HW2 Answers

PART 1: COMPLETE

PART 2:

Question 2.1: Why we put cached documents in directories of different level as opposed to put them all in a single cache directory? We tend to put files in different directories in order to be able to cache different versions of the same file. The reason we have different versions is because we do not want the cache to be stale. The main reason why this is done is because it is faster to search a hierarchical structure than a flat strucutre.

Question 2.2: Why the cached document is saved with a file name generated by applying hash on the url? The hash is a unique identifier that can be able to tell the a requestor if the file has or has not been modified in the cache. For example, a browser makes a request for image.jpg. The server looks at the hash identifier and sees if the hash exists. If the hash exists, then image.jpg has not been modified. The server notifies the browser that image.jpg has not been modified, which means the browser can use the cached version of image.jpg. The hash allows for the opportunity to have a hierarchy, which is faster to search.

Question 2.3: One of the HTTP headers in the cached document file is the last modified. How the cache server uses the value of this header? The server will first look at the file that the browser is tring to access. It will then look to see when that file was created or last modified, and it will compare it against the last modified date that the browser sent. If the file has not been modified since the date that the browser has sent, then the server only needs to send back a response saying that the file has not been modified. This is much faster and cheaper in the sense of bandwidth.

Based on your benchmark results, rank the performance of those five web servers:

From fastest to slowest my results were Run 4 windom.txt (.030 s), Run 3 blanca2.txt (.041 s), Run 2 windomRP.txt (5.876 s), Run 5 www.uccs.edu.txt (15.468 s), and Run 1 blanca.txt (16.842 s).

Discuss:

* Why there is such a difference between run1 (your customized apache web server) and run2 (windom cluster)

The windom cluster took longer to make connections, but the request and reply rates were faster because the cluster had help in resolving where the page resides. In windom, we put in a configuration pointing to where the page could be quickly resolved.
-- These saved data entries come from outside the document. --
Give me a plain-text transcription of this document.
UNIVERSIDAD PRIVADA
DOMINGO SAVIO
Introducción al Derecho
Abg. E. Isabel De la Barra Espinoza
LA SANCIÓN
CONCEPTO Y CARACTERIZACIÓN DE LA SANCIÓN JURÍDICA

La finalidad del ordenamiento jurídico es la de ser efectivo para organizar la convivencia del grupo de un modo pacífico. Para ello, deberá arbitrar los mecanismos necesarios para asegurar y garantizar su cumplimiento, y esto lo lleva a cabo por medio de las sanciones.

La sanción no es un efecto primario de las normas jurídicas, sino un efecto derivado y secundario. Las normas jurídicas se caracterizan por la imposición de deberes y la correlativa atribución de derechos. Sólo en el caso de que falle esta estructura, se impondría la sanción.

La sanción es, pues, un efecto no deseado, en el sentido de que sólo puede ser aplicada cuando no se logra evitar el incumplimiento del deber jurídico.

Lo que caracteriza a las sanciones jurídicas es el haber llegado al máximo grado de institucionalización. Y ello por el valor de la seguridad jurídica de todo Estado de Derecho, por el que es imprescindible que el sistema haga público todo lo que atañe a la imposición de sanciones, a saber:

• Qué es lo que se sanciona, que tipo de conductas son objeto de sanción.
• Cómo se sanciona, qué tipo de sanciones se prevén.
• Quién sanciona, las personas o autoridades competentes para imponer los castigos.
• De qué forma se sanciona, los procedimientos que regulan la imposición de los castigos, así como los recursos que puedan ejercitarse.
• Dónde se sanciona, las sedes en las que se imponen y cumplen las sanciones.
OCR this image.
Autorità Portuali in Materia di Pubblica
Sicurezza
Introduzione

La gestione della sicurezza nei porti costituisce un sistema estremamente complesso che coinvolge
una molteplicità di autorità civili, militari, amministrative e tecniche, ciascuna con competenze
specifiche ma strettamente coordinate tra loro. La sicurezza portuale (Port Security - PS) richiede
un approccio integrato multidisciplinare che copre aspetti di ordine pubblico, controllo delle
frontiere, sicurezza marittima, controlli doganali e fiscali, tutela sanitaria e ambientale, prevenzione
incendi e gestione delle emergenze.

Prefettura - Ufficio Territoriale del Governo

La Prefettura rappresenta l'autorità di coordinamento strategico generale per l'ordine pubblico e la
I also think that the blanca server is overloaded, and the windom server is much faster.

* Why there is such a difference between run1 (your customized apache web server) and run3 (blanca default apache web server)

I think the big difference is that the customized web server needs to find and return the content in /eng/eng.html, which is several file levels deep. The default apache web server has its information at the root, and the server does not need to navigate through any directories to return the correct content. The extra time in run 1 comes from the server needing to find the requested content.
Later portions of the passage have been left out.